"A man wants food."
Translation:Teastaíonn bia ó fhear.
If the following noun is without an article, then these prepositions will lenite the noun: a, de, do, faoi, mar, ó, roimh, trí, and um. There are particular rules for the prepositions ar, gan, idir, and thar; sometimes they’ll lenite the following noun, and sometimes they won’t.
OK. I will cross that bridge when I come to it. Right now, genitive is looming.
Jesus i am fluent in irish and im fairly sure its tà an fear ag iarradh bia. Teastaìonn bia ò fear means food is needed off a man
The construction is "Teastaíonn [something] ó [someone]", or "Tá [something] ó [someone]".
What you wrote would translate something like "He wants a man, food."

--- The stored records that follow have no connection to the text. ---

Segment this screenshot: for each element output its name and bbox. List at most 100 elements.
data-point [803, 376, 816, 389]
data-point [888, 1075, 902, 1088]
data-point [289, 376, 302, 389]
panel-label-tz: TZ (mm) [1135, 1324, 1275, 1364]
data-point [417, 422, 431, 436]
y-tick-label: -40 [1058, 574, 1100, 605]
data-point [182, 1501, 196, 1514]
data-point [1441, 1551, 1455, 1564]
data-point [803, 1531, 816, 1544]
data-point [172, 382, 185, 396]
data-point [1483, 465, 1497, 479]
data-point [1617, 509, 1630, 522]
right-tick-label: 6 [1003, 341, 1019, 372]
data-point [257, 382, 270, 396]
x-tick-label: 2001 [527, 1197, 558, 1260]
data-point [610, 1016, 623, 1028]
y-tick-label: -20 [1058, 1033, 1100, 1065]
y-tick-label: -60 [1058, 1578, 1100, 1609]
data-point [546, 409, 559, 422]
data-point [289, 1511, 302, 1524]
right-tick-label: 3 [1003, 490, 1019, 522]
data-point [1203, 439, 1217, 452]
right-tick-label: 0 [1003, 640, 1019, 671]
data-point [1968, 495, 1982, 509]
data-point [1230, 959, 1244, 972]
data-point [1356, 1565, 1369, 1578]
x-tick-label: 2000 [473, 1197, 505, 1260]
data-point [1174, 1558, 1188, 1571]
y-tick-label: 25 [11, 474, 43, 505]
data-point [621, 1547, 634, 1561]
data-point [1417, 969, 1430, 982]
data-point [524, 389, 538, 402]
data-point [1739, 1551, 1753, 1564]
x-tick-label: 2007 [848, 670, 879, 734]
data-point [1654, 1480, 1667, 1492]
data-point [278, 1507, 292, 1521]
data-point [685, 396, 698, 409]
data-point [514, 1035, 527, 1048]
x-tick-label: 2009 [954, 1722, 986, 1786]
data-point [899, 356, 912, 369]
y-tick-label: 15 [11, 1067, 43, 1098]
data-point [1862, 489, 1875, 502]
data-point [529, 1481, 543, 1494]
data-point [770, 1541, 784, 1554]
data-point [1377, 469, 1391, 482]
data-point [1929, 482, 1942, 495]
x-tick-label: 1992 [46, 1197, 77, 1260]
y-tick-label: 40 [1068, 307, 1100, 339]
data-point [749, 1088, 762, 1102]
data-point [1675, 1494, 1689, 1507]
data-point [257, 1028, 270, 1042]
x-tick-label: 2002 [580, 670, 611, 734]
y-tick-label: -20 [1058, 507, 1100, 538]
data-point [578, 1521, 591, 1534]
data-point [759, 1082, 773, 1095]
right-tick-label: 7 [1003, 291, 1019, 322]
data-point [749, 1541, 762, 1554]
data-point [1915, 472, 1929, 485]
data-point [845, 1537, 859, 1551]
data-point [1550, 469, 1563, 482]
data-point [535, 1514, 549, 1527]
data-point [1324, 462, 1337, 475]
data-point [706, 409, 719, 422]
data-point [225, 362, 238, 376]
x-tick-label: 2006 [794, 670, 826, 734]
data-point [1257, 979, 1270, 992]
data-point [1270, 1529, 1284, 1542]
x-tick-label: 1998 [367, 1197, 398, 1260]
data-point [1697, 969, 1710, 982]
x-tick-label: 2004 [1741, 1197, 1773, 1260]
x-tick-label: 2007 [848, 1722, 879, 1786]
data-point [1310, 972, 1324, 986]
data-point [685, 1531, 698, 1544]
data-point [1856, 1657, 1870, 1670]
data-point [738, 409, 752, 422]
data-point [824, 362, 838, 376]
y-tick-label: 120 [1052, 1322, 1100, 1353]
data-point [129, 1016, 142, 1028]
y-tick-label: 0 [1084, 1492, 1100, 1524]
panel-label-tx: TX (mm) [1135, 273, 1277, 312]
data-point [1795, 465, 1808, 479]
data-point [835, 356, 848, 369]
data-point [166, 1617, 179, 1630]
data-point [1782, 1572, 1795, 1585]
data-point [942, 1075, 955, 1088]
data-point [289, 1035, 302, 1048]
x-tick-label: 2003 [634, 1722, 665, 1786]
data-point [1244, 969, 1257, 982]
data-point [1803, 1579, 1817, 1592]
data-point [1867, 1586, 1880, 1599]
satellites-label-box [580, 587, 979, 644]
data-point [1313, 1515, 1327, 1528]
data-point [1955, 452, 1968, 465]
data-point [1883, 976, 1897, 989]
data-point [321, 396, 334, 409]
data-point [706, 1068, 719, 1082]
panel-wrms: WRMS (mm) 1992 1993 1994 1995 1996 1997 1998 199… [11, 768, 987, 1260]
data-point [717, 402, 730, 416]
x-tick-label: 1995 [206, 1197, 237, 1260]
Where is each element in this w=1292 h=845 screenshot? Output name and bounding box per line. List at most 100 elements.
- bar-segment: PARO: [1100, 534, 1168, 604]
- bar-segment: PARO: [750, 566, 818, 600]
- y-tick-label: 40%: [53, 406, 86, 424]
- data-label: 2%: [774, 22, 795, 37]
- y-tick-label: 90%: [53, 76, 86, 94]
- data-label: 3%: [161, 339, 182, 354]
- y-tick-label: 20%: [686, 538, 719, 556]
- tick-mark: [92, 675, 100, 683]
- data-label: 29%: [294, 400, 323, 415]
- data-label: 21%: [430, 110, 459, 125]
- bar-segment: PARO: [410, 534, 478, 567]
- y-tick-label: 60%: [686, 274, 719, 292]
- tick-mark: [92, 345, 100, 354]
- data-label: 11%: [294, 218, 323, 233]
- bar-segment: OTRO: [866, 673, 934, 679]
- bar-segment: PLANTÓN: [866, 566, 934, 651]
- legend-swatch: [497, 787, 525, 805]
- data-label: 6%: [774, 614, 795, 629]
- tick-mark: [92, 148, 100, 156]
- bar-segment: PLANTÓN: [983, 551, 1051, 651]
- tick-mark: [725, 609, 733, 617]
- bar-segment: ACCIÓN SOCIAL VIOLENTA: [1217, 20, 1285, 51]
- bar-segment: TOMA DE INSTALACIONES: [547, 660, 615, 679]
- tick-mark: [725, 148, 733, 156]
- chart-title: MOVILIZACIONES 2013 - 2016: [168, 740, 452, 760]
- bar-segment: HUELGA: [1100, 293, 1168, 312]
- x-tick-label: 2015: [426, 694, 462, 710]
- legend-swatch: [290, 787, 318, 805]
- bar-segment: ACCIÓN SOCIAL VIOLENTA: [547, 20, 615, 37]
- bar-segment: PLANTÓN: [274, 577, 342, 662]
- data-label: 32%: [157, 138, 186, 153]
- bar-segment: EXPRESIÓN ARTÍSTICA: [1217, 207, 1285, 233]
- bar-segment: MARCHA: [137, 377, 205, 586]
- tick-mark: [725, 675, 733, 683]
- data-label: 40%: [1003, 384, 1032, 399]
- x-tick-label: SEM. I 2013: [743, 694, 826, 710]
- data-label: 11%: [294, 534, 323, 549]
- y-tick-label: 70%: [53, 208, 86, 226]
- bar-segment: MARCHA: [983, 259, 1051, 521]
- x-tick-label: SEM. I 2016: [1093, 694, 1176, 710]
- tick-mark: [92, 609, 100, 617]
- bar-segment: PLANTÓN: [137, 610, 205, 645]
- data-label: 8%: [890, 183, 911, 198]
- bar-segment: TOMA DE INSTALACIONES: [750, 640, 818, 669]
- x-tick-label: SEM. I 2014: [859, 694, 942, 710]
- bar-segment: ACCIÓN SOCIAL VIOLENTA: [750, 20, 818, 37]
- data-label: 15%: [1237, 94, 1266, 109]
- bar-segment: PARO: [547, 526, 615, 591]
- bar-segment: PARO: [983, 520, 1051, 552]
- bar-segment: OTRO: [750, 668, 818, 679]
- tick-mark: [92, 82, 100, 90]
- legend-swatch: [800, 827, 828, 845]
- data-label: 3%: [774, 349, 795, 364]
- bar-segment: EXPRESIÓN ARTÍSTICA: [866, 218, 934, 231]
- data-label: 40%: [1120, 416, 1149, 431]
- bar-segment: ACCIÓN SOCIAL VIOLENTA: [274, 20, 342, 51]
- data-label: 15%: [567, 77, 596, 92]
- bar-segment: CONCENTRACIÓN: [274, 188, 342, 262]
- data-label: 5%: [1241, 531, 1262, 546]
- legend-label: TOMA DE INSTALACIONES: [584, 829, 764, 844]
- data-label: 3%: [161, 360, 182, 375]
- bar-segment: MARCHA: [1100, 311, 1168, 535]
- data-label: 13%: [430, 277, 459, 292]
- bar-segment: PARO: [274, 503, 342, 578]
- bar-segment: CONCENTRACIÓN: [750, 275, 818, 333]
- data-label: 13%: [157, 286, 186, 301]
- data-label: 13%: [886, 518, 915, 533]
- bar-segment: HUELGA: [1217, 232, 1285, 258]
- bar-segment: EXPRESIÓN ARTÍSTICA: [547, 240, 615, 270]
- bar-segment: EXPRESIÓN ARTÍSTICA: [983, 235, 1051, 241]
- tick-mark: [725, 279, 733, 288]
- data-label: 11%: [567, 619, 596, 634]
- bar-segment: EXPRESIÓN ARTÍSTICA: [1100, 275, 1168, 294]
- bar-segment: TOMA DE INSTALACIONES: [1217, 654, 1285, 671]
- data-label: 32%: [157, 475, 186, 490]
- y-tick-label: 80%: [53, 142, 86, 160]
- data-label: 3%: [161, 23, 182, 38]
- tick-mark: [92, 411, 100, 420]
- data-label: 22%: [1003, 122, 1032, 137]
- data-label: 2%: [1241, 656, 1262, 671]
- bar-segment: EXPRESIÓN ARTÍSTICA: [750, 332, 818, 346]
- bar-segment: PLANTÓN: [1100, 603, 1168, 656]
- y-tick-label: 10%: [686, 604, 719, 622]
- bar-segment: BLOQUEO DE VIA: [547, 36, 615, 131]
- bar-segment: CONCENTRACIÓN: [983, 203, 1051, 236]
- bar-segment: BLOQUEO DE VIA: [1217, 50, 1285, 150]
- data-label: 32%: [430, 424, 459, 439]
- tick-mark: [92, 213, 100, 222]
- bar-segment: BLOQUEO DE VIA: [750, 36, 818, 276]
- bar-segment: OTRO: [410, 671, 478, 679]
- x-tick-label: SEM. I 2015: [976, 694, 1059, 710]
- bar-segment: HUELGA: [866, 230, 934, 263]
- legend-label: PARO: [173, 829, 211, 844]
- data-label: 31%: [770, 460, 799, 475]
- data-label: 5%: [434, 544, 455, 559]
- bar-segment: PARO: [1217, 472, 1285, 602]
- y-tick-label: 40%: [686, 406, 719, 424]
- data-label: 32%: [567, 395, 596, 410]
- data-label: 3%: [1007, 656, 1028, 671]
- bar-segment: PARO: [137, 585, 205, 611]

Teastaionn fear bia seems to me to be a better translation . 'O fhear' translates of man
Teastaionn fear bia doesn't mean anything in Irish, but if it did, it would be closer to "food-man is wanted" than "a man wants food".
The subject of the English verb "want" is the thing/person that is doing the wanting ("a man"). The subject of the Irish verb teastaigh is the thing that is wanted ("food", in this case).
ó fhear generally means "from a man", but in this case it means "by a man". About the only time that ó would mean "of" is in a phrase like "out of" (ní raibh sé ó bhaol go fóill - "he wasn't out of danger yet"), though there are bound to be examples where "of" and "from" overlap enough in English, that ó could be interpreted as "of".